The USE Method directs you to examine:

  • Utilization: The percentage of time a resource is busy servicing work
  • Saturation: The degree to which a resource has extra work queued up
  • Errors: Count of error events

For every major system resource, you should be able to answer these three questions:

  1. What is the resource's utilization?
  2. What is the resource's saturation?
  3. Are there any errors related to this resource?

Key Resources to Monitor

The USE Method typically applies to these major hardware resources:

  • CPU
  • Memory
  • Network Interfaces
  • Storage I/O
  • Storage Capacity
  • GPU (if applicable)

Let's see how to apply this method using Grafana.
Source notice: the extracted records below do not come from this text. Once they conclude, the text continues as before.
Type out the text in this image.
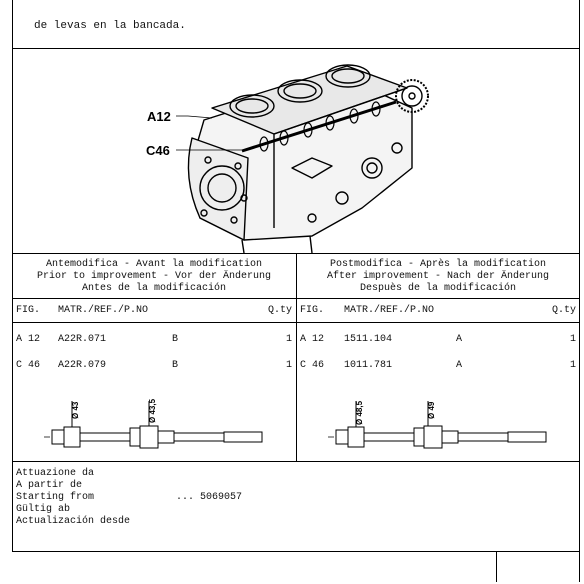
de levas en la bancada.
A12
C46
Antemodifica - Avant la modification
Prior to improvement - Vor der Änderung
Antes de la modificación
Postmodifica - Après la modification
After improvement - Nach der Änderung
Despuès de la modificación
FIG. MATR./REF./P.NO	Q.ty FIG. MATR./REF./P.NO	Q.ty
A 12 A22R.071	B	1
C 46 A22R.079	B	1
A 12 1511.104	A	1
C 46 1011.781	A	1
Ø 43	Ø 43,5	Ø 48,5	Ø 49
Attuazione da
A partir de
Starting from	... 5069057
Gültig ab
Actualización desde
Implementing USE Method in Grafana

Prerequisites

To implement the USE Method in Grafana, you'll need:

  • A running Grafana instance
  • Data sources configured (like Prometheus, InfluxDB, etc.)
  • Node exporter or similar agents running on target systems

Creating a USE Dashboard

Step 1: Set Up Dashboard Structure

Start by creating a new dashboard in Grafana and organizing it into row sections for each resource type:

CPU → Utilization, Saturation, Errors
Memory → Utilization, Saturation, Errors
Disk → Utilization, Saturation, Errors
Network → Utilization, Saturation, Errors

Step 2: Configure CPU Panels

Let's start with CPU monitoring panels:

CPU Utilization
sql
100 - (avg by (instance) (irate(node_cpu_seconds_total{mode="idle"}[5m])) * 100)

This query shows the percentage of CPU time that is not idle, effectively showing utilization.

CPU Saturation
sql
node_load1 / on(instance) count by(instance) (node_cpu_seconds_total{mode="idle"})

This gives us the load average divided by CPU count, which indicates saturation when values exceed 1.

CPU Errors
sql
increase(node_context_switches_total[5m])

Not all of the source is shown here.